| Tanimoto Score Range | Classification          | Interpretation                                        |
| -------------------- | ----------------------- | ----------------------------------------------------- |
| **≥ 0.85**           | **High similarity**     | Very close structural analogs; likely shared scaffold |
| **0.60 – 0.85**      | **Moderate similarity** | Partial scaffold or substructure overlap              |
| **< 0.60**           | **Weak similarity**     | Structurally distinct                                 |


In [10]:
import pandas as pd
from rdkit import Chem
from rdkit.Chem import DataStructs

### Database 2 search : MCDB
 ### 3NOP SIMILARITY

In [11]:
# Load the data from the Excel file
excel_file = '//Users/randyaryee/Desktop/Selected_metabolites_docking_folder_Supantha/Tanimoto_similarity_check_on_Bovine_Milk_databases/MCDB/MCDB_Data_latest.csv'  # Replace with your actual Excel file path
df = pd.read_csv(excel_file)

In [12]:
# Define a function to calculate Tanimoto similarity
def calculate_tanimoto(smiles1, smiles2):
    mol1 = Chem.MolFromSmiles(smiles1)
    mol2 = Chem.MolFromSmiles(smiles2)
    if mol1 is not None and mol2 is not None:
        fp1 = Chem.RDKFingerprint(mol1)
        fp2 = Chem.RDKFingerprint(mol2)
        return DataStructs.FingerprintSimilarity(fp1, fp2)
    else:
        return None  # Return None if one of the molecules is invalid

# Canonical SMILES of 3-Nitrooxypropanol
reference_smiles = '[N+](=O)([O-])OCCCO'

# Calculate the Tanimoto similarity for each molecule with 3-Nitrooxypropanol
tanimoto_scores = []
for idx, row in df.iterrows():
    molecule_smiles = row['Smiles']
    tanimoto_score = calculate_tanimoto(reference_smiles, molecule_smiles)
    tanimoto_scores.append(tanimoto_score)

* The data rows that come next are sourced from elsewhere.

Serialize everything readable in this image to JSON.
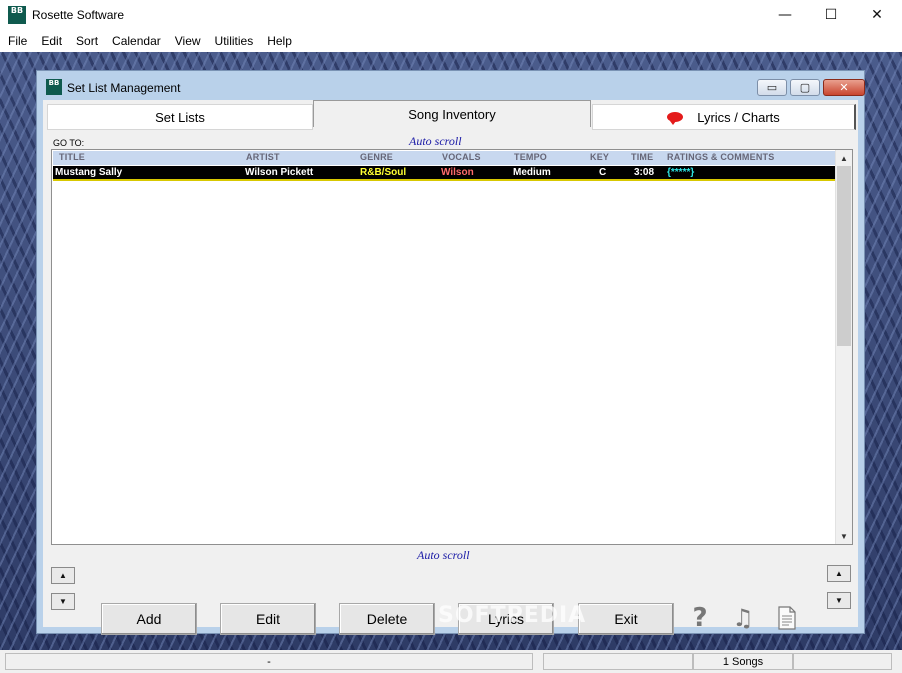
{
  "app": {
    "logo_text": "BB",
    "title": "Rosette Software",
    "controls": {
      "minimize": "—",
      "maximize": "☐",
      "close": "✕"
    }
  },
  "menu": [
    "File",
    "Edit",
    "Sort",
    "Calendar",
    "View",
    "Utilities",
    "Help"
  ],
  "dialog": {
    "title": "Set List Management",
    "controls": {
      "minimize": "▭",
      "maximize": "▢",
      "close": "✕"
    },
    "tabs": [
      {
        "label": "Set Lists",
        "active": false
      },
      {
        "label": "Song Inventory",
        "active": true
      },
      {
        "label": "Lyrics / Charts",
        "active": false,
        "icon": "speech-bubble-icon"
      }
    ],
    "goto_label": "GO TO:",
    "autoscroll_top": "Auto scroll",
    "autoscroll_bottom": "Auto scroll",
    "columns": [
      "TITLE",
      "ARTIST",
      "GENRE",
      "VOCALS",
      "TEMPO",
      "KEY",
      "TIME",
      "RATINGS & COMMENTS"
    ],
    "rows": [
      {
        "title": "Mustang Sally",
        "artist": "Wilson Pickett",
        "genre": "R&B/Soul",
        "vocals": "Wilson",
        "tempo": "Medium",
        "key": "C",
        "time": "3:08",
        "rating": "{*****}"
      }
    ],
    "colors": {
      "genre": "#ffff33",
      "vocals": "#ff6b6b",
      "rating": "#2ee6e6",
      "row_bg": "#000000",
      "row_border": "#d8c800"
    },
    "buttons": {
      "add": "Add",
      "edit": "Edit",
      "delete": "Delete",
      "lyrics": "Lyrics",
      "exit": "Exit"
    },
    "icons": {
      "help": "?",
      "music": "♫"
    },
    "watermark": "SOFTPEDIA"
  },
  "status": {
    "panel1": "-",
    "panel2": "",
    "panel3": "1 Songs",
    "panel4": ""
  }
}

# Add the Tanimoto scores as a new column to the DataFrame
df['Tanimoto_Similarity_with_3-Nitrooxypropanol'] = tanimoto_scores

# Save the result to a new Excel file
df.to_excel('MCDB_database_Tanimoto_Similarity_with_3-Nitrooxypropanol.xlsx', index=False)

print("Tanimoto similarity calculation complete. Results saved to 'MCDB_database_Tanimoto_Similarity_with_3-Nitrooxypropanol.xlsx'.")


### Sort and export the 0.95 tanimoto molecules o new file
# Column name created by your prior cell
score_col = 'Tanimoto_Similarity_with_3-Nitrooxypropanol'

# Ensure numeric (handles None / strings safely)
df[score_col] = pd.to_numeric(df[score_col], errors='coerce')

# Filter 0.95 to 1.00 (inclusive) and sort descending
df_095_plus = (
    df.loc[df[score_col].between(0.0, 1.00, inclusive="both")]
      .sort_values(by=score_col, ascending=False)
)

# Export to a new Excel file
output_file = "MCDB_database_3NOP_tanimoto_score_Sorted.xlsx"
df_095_plus.to_excel(output_file, index=False)

print(f"Exported {len(df_095_plus)} rows to '{output_file}'.")





Tanimoto similarity calculation complete. Results saved to 'MCDB_database_Tanimoto_Similarity_with_3-Nitrooxypropanol.xlsx'.
Exported 2279 rows to 'MCDB_database_3NOP_tanimoto_score_Sorted.xlsx'.